Issue
Please check this codepen with a) Firefox and b) Chrome. Proceed as follows:
- Move mouse on link
- Click link and do not move mouse cursor at all afterwards
- Wait until page has reloaded.
If you haven't moved the mouse cursor, it will still be above the link after the page has reloaded.
Firefox will apply the :hover
styles now.
Chrome (Mac OS X) will display the element in it's non-hovered state (which is what I prefer in my scenario).
Anyone here who has an idea which browser does it right, and how to get one browser mimic the other's behaviour?
For my current scenario, I'd like to know how to avoid :hover
being triggered directly after page reload. I'd be quite unhappy if I had to resort to Javascript for that.

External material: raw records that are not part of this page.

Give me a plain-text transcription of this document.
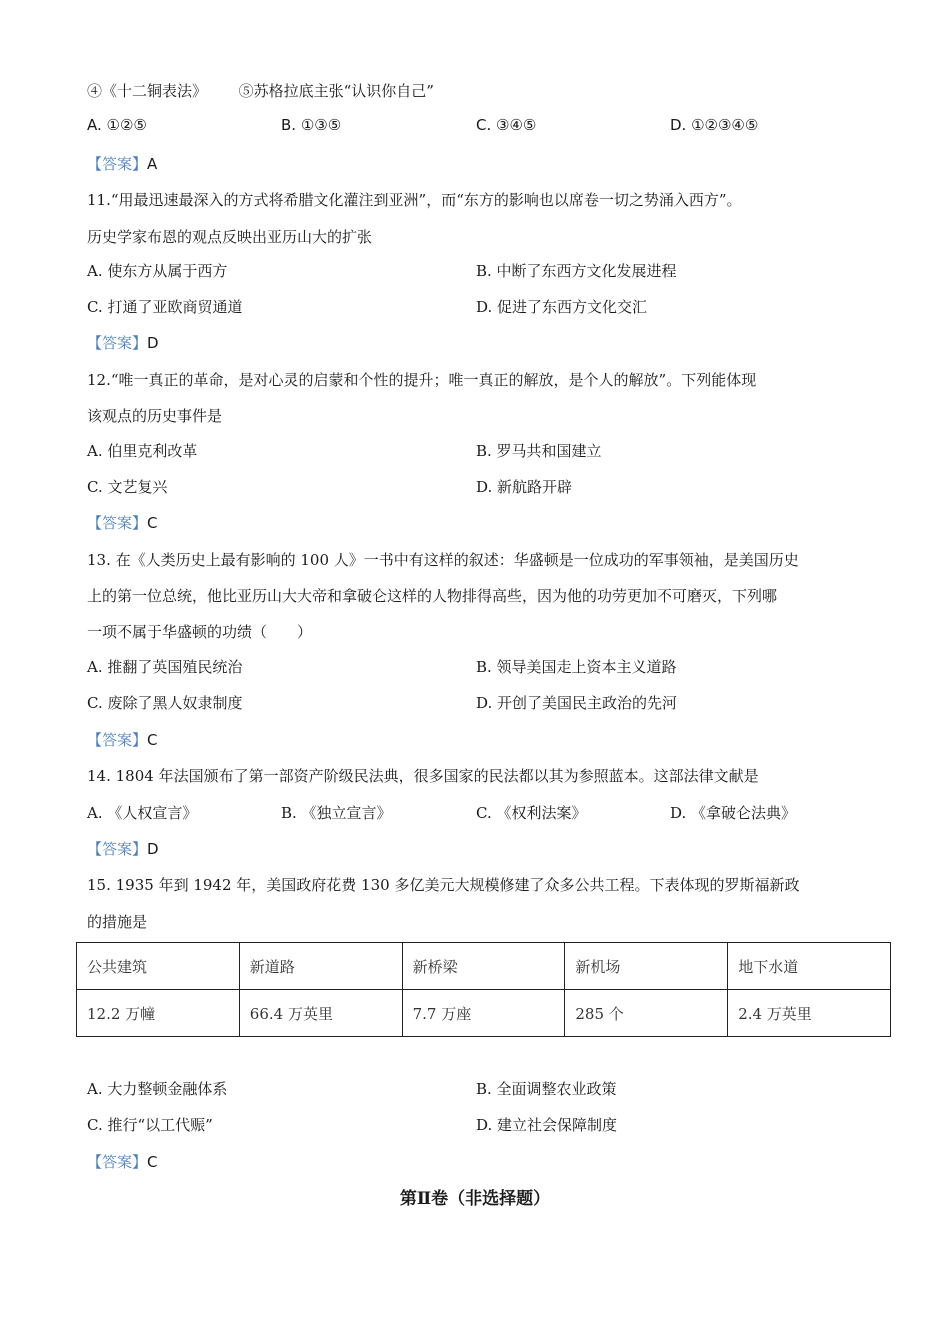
④《十二铜表法》 ⑤苏格拉底主张“认识你自己”
A. ①②⑤	B. ①③⑤	C. ③④⑤	D. ①②③④⑤
【答案】A
11.“用最迅速最深入的方式将希腊文化灌注到亚洲”，而“东方的影响也以席卷一切之势涌入西方”。
历史学家布恩的观点反映出亚历山大的扩张
A. 使东方从属于西方	B. 中断了东西方文化发展进程
C. 打通了亚欧商贸通道	D. 促进了东西方文化交汇
【答案】D
12.“唯一真正的革命，是对心灵的启蒙和个性的提升；唯一真正的解放，是个人的解放”。下列能体现
该观点的历史事件是
A. 伯里克利改革	B. 罗马共和国建立
C. 文艺复兴	D. 新航路开辟
【答案】C
13. 在《人类历史上最有影响的 100 人》一书中有这样的叙述：华盛顿是一位成功的军事领袖，是美国历史
上的第一位总统，他比亚历山大大帝和拿破仑这样的人物排得高些，因为他的功劳更加不可磨灭，下列哪
一项不属于华盛顿的功绩（　　）
A. 推翻了英国殖民统治	B. 领导美国走上资本主义道路
C. 废除了黑人奴隶制度	D. 开创了美国民主政治的先河
【答案】C
14. 1804 年法国颁布了第一部资产阶级民法典，很多国家的民法都以其为参照蓝本。这部法律文献是
A. 《人权宣言》	B. 《独立宣言》	C. 《权利法案》	D. 《拿破仑法典》
【答案】D
15. 1935 年到 1942 年，美国政府花费 130 多亿美元大规模修建了众多公共工程。下表体现的罗斯福新政
的措施是
公共建筑	新道路	新桥梁	新机场	地下水道
12.2 万幢	66.4 万英里	7.7 万座	285 个	2.4 万英里
A. 大力整顿金融体系	B. 全面调整农业政策
C. 推行“以工代赈”	D. 建立社会保障制度
【答案】C
第Ⅱ卷（非选择题）
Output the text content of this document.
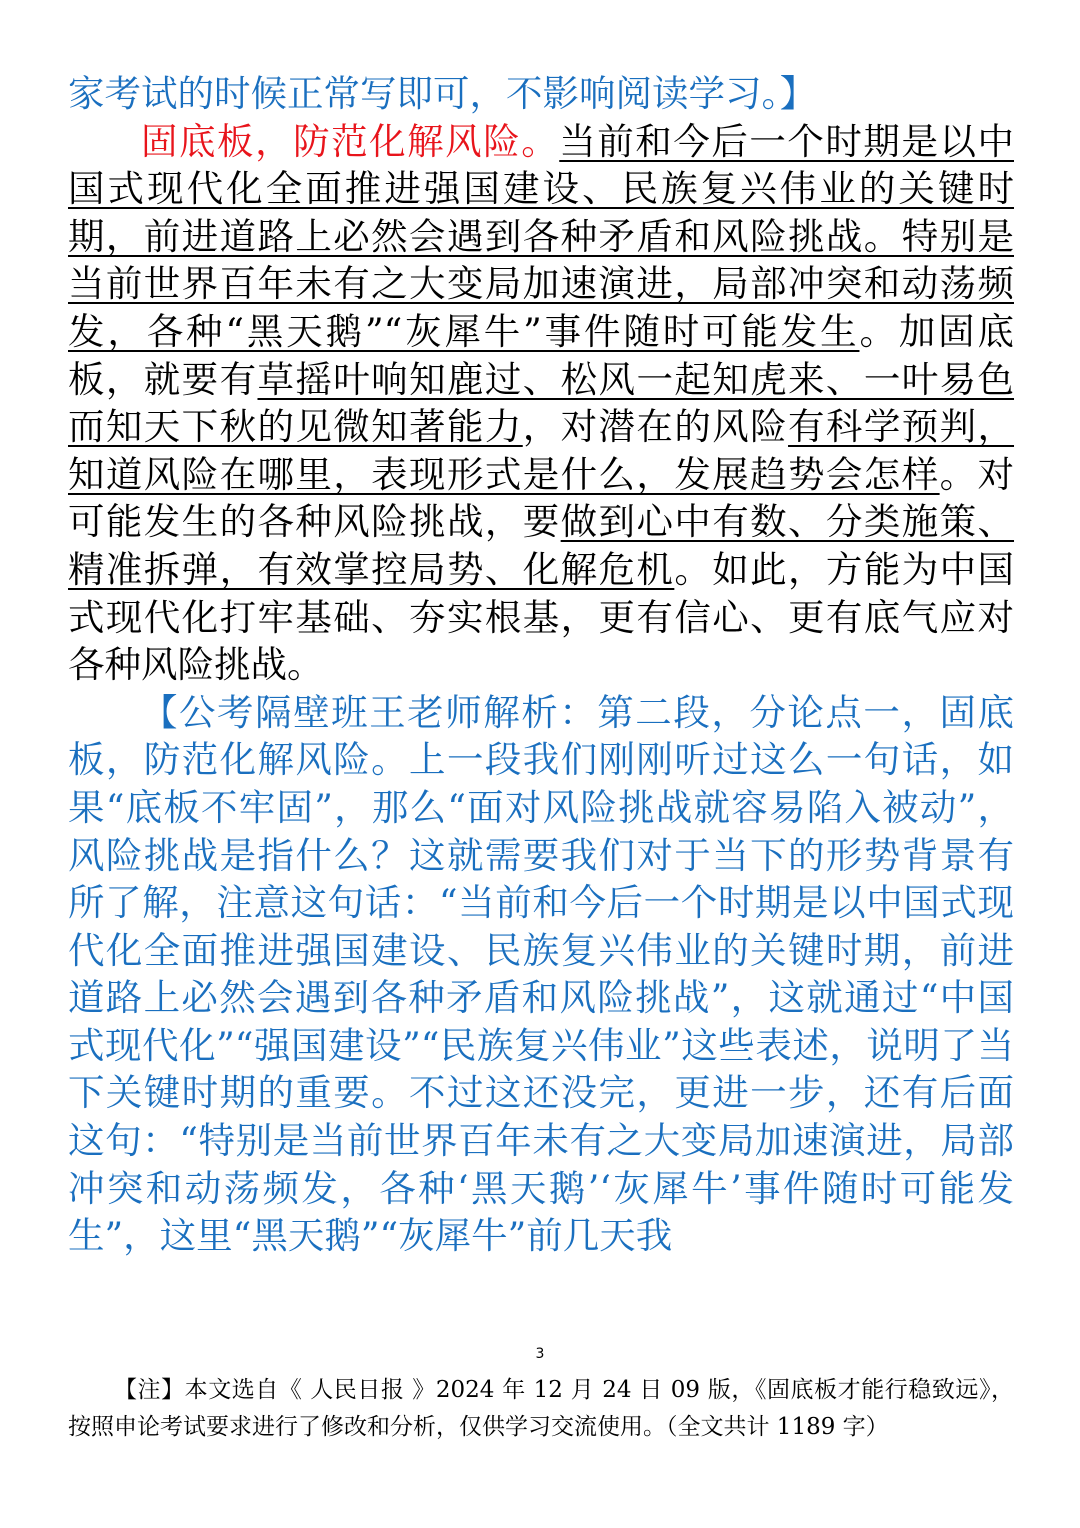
家考试的时候正常写即可，不影响阅读学习。】

固底板，防范化解风险。当前和今后一个时期是以中国式现代化全面推进强国建设、民族复兴伟业的关键时期，前进道路上必然会遇到各种矛盾和风险挑战。特别是当前世界百年未有之大变局加速演进，局部冲突和动荡频发，各种“黑天鹅”“灰犀牛”事件随时可能发生。加固底板，就要有草摇叶响知鹿过、松风一起知虎来、一叶易色而知天下秋的见微知著能力，对潜在的风险有科学预判，知道风险在哪里，表现形式是什么，发展趋势会怎样。对可能发生的各种风险挑战，要做到心中有数、分类施策、精准拆弹，有效掌控局势、化解危机。如此，方能为中国式现代化打牢基础、夯实根基，更有信心、更有底气应对各种风险挑战。

【公考隔壁班王老师解析：第二段，分论点一，固底板，防范化解风险。上一段我们刚刚听过这么一句话，如果“底板不牢固”，那么“面对风险挑战就容易陷入被动”，风险挑战是指什么？这就需要我们对于当下的形势背景有所了解，注意这句话：“当前和今后一个时期是以中国式现代化全面推进强国建设、民族复兴伟业的关键时期，前进道路上必然会遇到各种矛盾和风险挑战”，这就通过“中国式现代化”“强国建设”“民族复兴伟业”这些表述，说明了当下关键时期的重要。不过这还没完，更进一步，还有后面这句：“特别是当前世界百年未有之大变局加速演进，局部冲突和动荡频发，各种‘黑天鹅’‘灰犀牛’事件随时可能发生”，这里“黑天鹅”“灰犀牛”前几天我

3

【注】本文选自《 人民日报 》2024 年 12 月 24 日 09 版，《固底板才能行稳致远》，按照申论考试要求进行了修改和分析，仅供学习交流使用。（全文共计 1189 字）
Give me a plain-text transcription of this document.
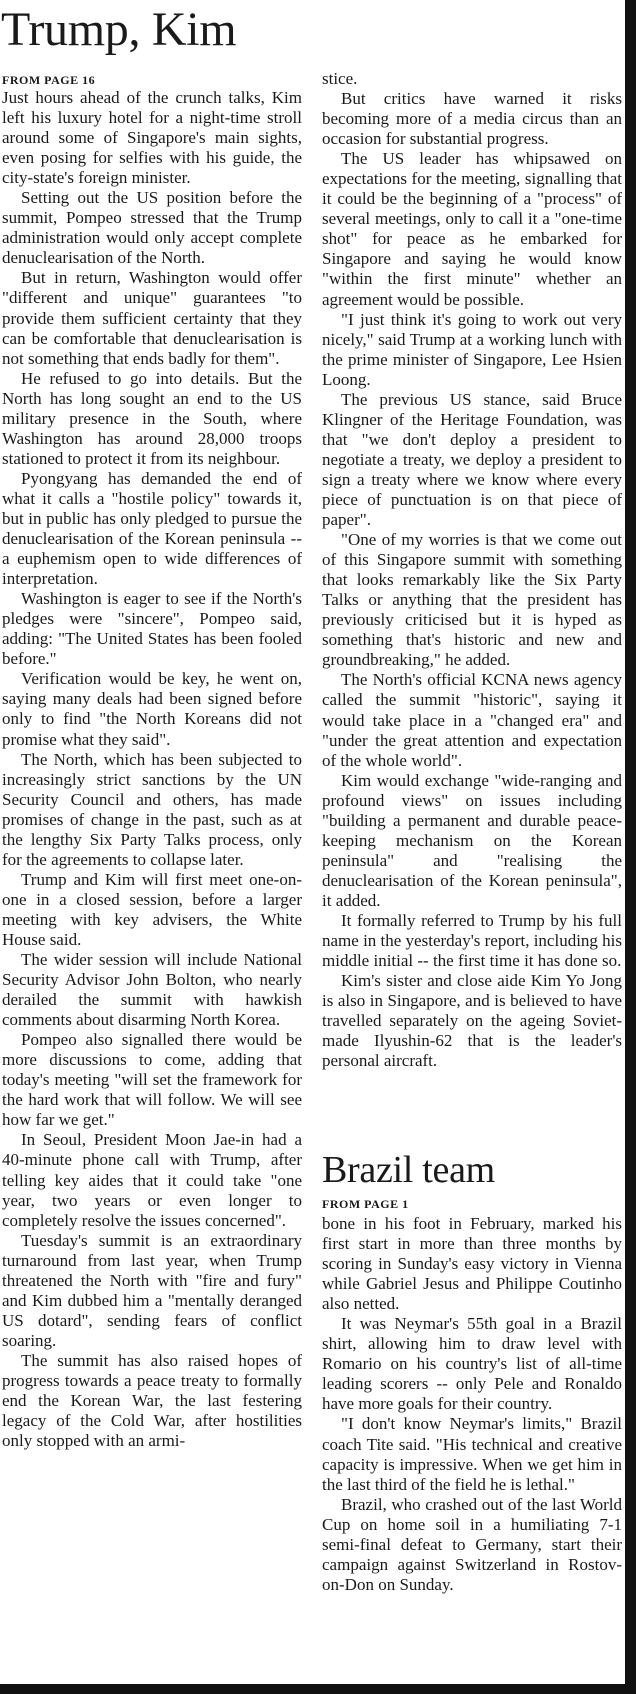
Trump, Kim
FROM PAGE 16

Just hours ahead of the crunch talks, Kim left his luxury hotel for a night-time stroll around some of Singapore's main sights, even posing for selfies with his guide, the city-state's foreign minister.

Setting out the US position before the summit, Pompeo stressed that the Trump administration would only accept complete denuclearisation of the North.

But in return, Washington would offer "different and unique" guarantees "to provide them sufficient certainty that they can be comfortable that denuclearisation is not something that ends badly for them".

He refused to go into details. But the North has long sought an end to the US military presence in the South, where Washington has around 28,000 troops stationed to protect it from its neighbour.

Pyongyang has demanded the end of what it calls a "hostile policy" towards it, but in public has only pledged to pursue the denuclearisation of the Korean peninsula -- a euphemism open to wide differences of interpretation.

Washington is eager to see if the North's pledges were "sincere", Pompeo said, adding: "The United States has been fooled before."

Verification would be key, he went on, saying many deals had been signed before only to find "the North Koreans did not promise what they said".

The North, which has been subjected to increasingly strict sanctions by the UN Security Council and others, has made promises of change in the past, such as at the lengthy Six Party Talks process, only for the agreements to collapse later.

Trump and Kim will first meet one-on-one in a closed session, before a larger meeting with key advisers, the White House said.

The wider session will include National Security Advisor John Bolton, who nearly derailed the summit with hawkish comments about disarming North Korea.

Pompeo also signalled there would be more discussions to come, adding that today's meeting "will set the framework for the hard work that will follow. We will see how far we get."

In Seoul, President Moon Jae-in had a 40-minute phone call with Trump, after telling key aides that it could take "one year, two years or even longer to completely resolve the issues concerned".

Tuesday's summit is an extraordinary turnaround from last year, when Trump threatened the North with "fire and fury" and Kim dubbed him a "mentally deranged US dotard", sending fears of conflict soaring.

The summit has also raised hopes of progress towards a peace treaty to formally end the Korean War, the last festering legacy of the Cold War, after hostilities only stopped with an armi-

stice.

But critics have warned it risks becoming more of a media circus than an occasion for substantial progress.

The US leader has whipsawed on expectations for the meeting, signalling that it could be the beginning of a "process" of several meetings, only to call it a "one-time shot" for peace as he embarked for Singapore and saying he would know "within the first minute" whether an agreement would be possible.

"I just think it's going to work out very nicely," said Trump at a working lunch with the prime minister of Singapore, Lee Hsien Loong.

The previous US stance, said Bruce Klingner of the Heritage Foundation, was that "we don't deploy a president to negotiate a treaty, we deploy a president to sign a treaty where we know where every piece of punctuation is on that piece of paper".

"One of my worries is that we come out of this Singapore summit with something that looks remarkably like the Six Party Talks or anything that the president has previously criticised but it is hyped as something that's historic and new and groundbreaking," he added.

The North's official KCNA news agency called the summit "historic", saying it would take place in a "changed era" and "under the great attention and expectation of the whole world".

Kim would exchange "wide-ranging and profound views" on issues including "building a permanent and durable peace-keeping mechanism on the Korean peninsula" and "realising the denuclearisation of the Korean peninsula", it added.

It formally referred to Trump by his full name in the yesterday's report, including his middle initial -- the first time it has done so.

Kim's sister and close aide Kim Yo Jong is also in Singapore, and is believed to have travelled separately on the ageing Soviet-made Ilyushin-62 that is the leader's personal aircraft.

Brazil team
FROM PAGE 1

bone in his foot in February, marked his first start in more than three months by scoring in Sunday's easy victory in Vienna while Gabriel Jesus and Philippe Coutinho also netted.

It was Neymar's 55th goal in a Brazil shirt, allowing him to draw level with Romario on his country's list of all-time leading scorers -- only Pele and Ronaldo have more goals for their country.

"I don't know Neymar's limits," Brazil coach Tite said. "His technical and creative capacity is impressive. When we get him in the last third of the field he is lethal."

Brazil, who crashed out of the last World Cup on home soil in a humiliating 7-1 semi-final defeat to Germany, start their campaign against Switzerland in Rostov-on-Don on Sunday.
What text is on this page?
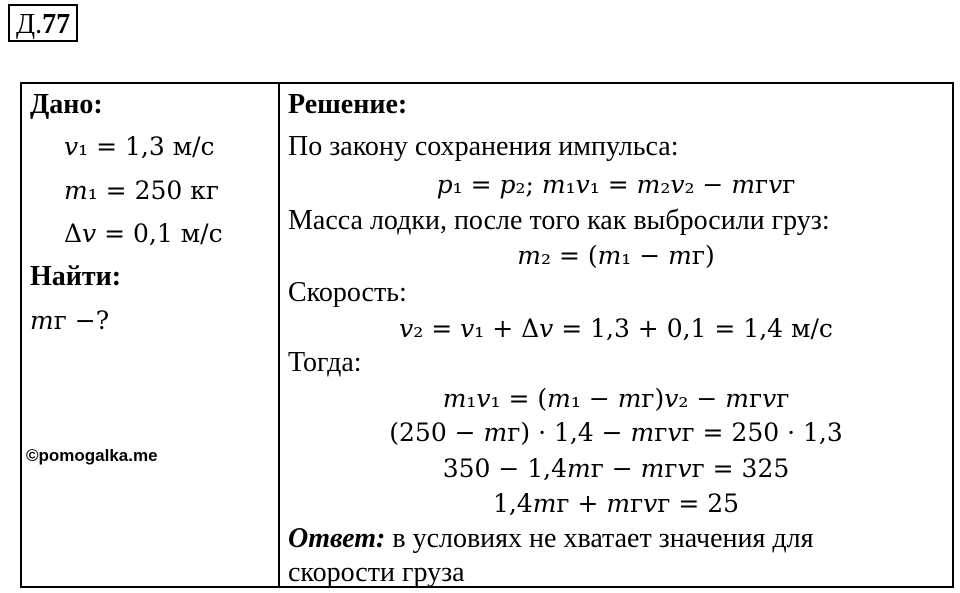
Д.77
Дано:
𝑣₁ = 1,3 м/с
𝑚₁ = 250 кг
Δ𝑣 = 0,1 м/с
Найти:
𝑚г −?
Решение:
По закону сохранения импульса:
𝑝₁ = 𝑝₂; 𝑚₁𝑣₁ = 𝑚₂𝑣₂ − 𝑚г𝑣г
Масса лодки, после того как выбросили груз:
𝑚₂ = (𝑚₁ − 𝑚г)
Скорость:
𝑣₂ = 𝑣₁ + Δ𝑣 = 1,3 + 0,1 = 1,4 м/с
Тогда:
𝑚₁𝑣₁ = (𝑚₁ − 𝑚г)𝑣₂ − 𝑚г𝑣г
(250 − 𝑚г) · 1,4 − 𝑚г𝑣г = 250 · 1,3
350 − 1,4𝑚г − 𝑚г𝑣г = 325
1,4𝑚г + 𝑚г𝑣г = 25
Ответ: в условиях не хватает значения для
скорости груза
©pomogalka.me
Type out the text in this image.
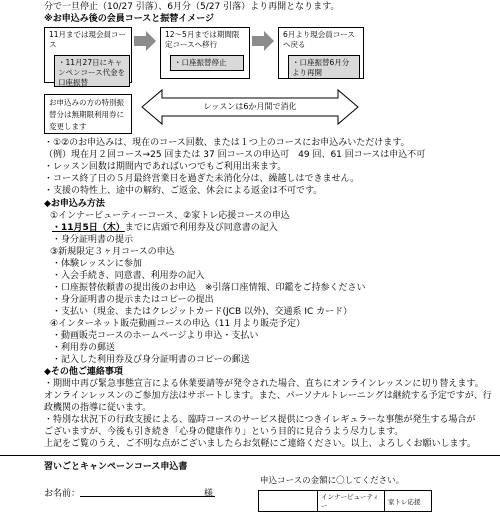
分で一旦停止（10/27 引落）、6月分（5/27 引落）より再開となります。
※お申込み後の会員コースと振替イメージ
11月までは現会員コース
・11月27日にキャンペンコース代金を口座振替
12～5月までは期間限定コースへ移行
・口座振替停止
6月より現会員コースへ戻る
・口座振替6月分より再開
お申込みの方の特別振替分は無期限利用券に変更します
レッスンは6か月間で消化
・①②のお申込みは、現在のコース回数、または１つ上のコースにお申込みいただけます。
（例）現在月２回コース→25 回または 37 回コースの申込可　49 回、61 回コースは申込不可
・レッスン回数は期間内であればいつでもご利用出来ます。
・コース終了日の５月最終営業日を過ぎた未消化分は、繰越しはできません。
・支援の特性上、途中の解約、ご返金、休会による返金は不可です。
◆お申込み方法
①インナービューティーコース、②家トレ応援コースの申込
・11月5日（木）までに店頭で利用券及び同意書の記入
・身分証明書の提示
③新規限定３ヶ月コースの申込
・体験レッスンに参加
・入会手続き、同意書、利用券の記入
・口座振替依頼書の提出後のお申込　※引落口座情報、印鑑をご持参ください
・身分証明書の提示またはコピーの提出
・支払い（現金、またはクレジットカード(JCB 以外)、交通系 IC カード）
④インターネット販売動画コースの申込（11 月より販売予定）
・動画販売コースのホームページより申込・支払い
・利用券の郵送
・記入した利用券及び身分証明書のコピーの郵送
◆その他ご連絡事項
・期間中再び緊急事態宣言による休業要請等が発令された場合、直ちにオンラインレッスンに切り替えます。
オンラインレッスンのご参加方法はサポートします。また、パーソナルトレーニングは継続する予定ですが、行
政機関の指導に従います。
・特別な状況下の行政支援による、臨時コースのサービス提供につきイレギュラーな事態が発生する場合が
ございますが、今後も引き続き「心身の健康作り」という目的に見合うよう尽力します。
上記をご覧のうえ、ご不明な点がございましたらお気軽にご連絡ください。以上、よろしくお願いします。
習いごとキャンペーンコース申込書
お名前：	様
申込コースの金額に〇してください。
	インナービューティー	家トレ応援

For completeness' sake, here's the demo's code:
<a href="https://codepen.io/connexo/pen/pEJbqj" target="_top">This Codepen</a>
a {
color: #333;
background-color: #ddd;
display: inline-block;
line-height: 40px;
padding: 20px;
text-decoration: none;
transition-duration: .4s;
&:before {
content: "non-hovered";
}
&:hover {
background-color: #a00;
color: white;
&:before {
content: "hovered state";
}
}
}
Edit: As one of my colleagues just told me, it seems that Chrome behaves in the described way only on OS X, but not on Windows. Can anybody elaborate on the whole issue?
Solution
Which behaviour is correct?
Difficult to say which is the correct behaviour as the W3C spec does not go into particular detail about the mechanics of the :hover
pseudo class:
The :hover pseudo-class applies while the user designates an element with a pointing device, but does not necessarily activate it. For example, a visual user agent could apply this pseudo-class when the cursor (mouse pointer) hovers over a box generated by the element.
The user action pseudo-classes :hover, :active, and :focus
Both actions seem reasonable given the circumstances.
How to avoid :hover
being triggered directly after page reload.
In this particular case it appears that you want to disable the hover state until the user has moved the mouse, to achieve this you could do the following:
- Add the CSS property
pointer-events: none;
to the link on page load. This will disable any mouse events on the link - Attach a move event to the
body
which gets activated once when the user moves the mouse (after which it gets unbound) - In the move event set
pointer-events: auto;
on the link to enable mouse events on it
$("a").css("pointer-events", "none");
$("body").one("mousemove", function() {
$("a").css("pointer-events", "auto");
});
a {
color: #333;
background-color: #ddd;
display: inline-block;
line-height: 40px;
padding: 20px;
text-decoration: none;
transition-duration: .4s;
}
a:before {
content: "non-hovered";
}
a:hover {
background-color: #a00;
color: white;
}
a:hover:before {
content: "hovered state";
}
<script src="https://ajax.googleapis.com/ajax/libs/jquery/2.1.1/jquery.min.js"></script>
<a href="#" target="_top"></a>
The example is best viewed in either Codepen or JS Fiddle given that a Stack Snippet is collapsed by default.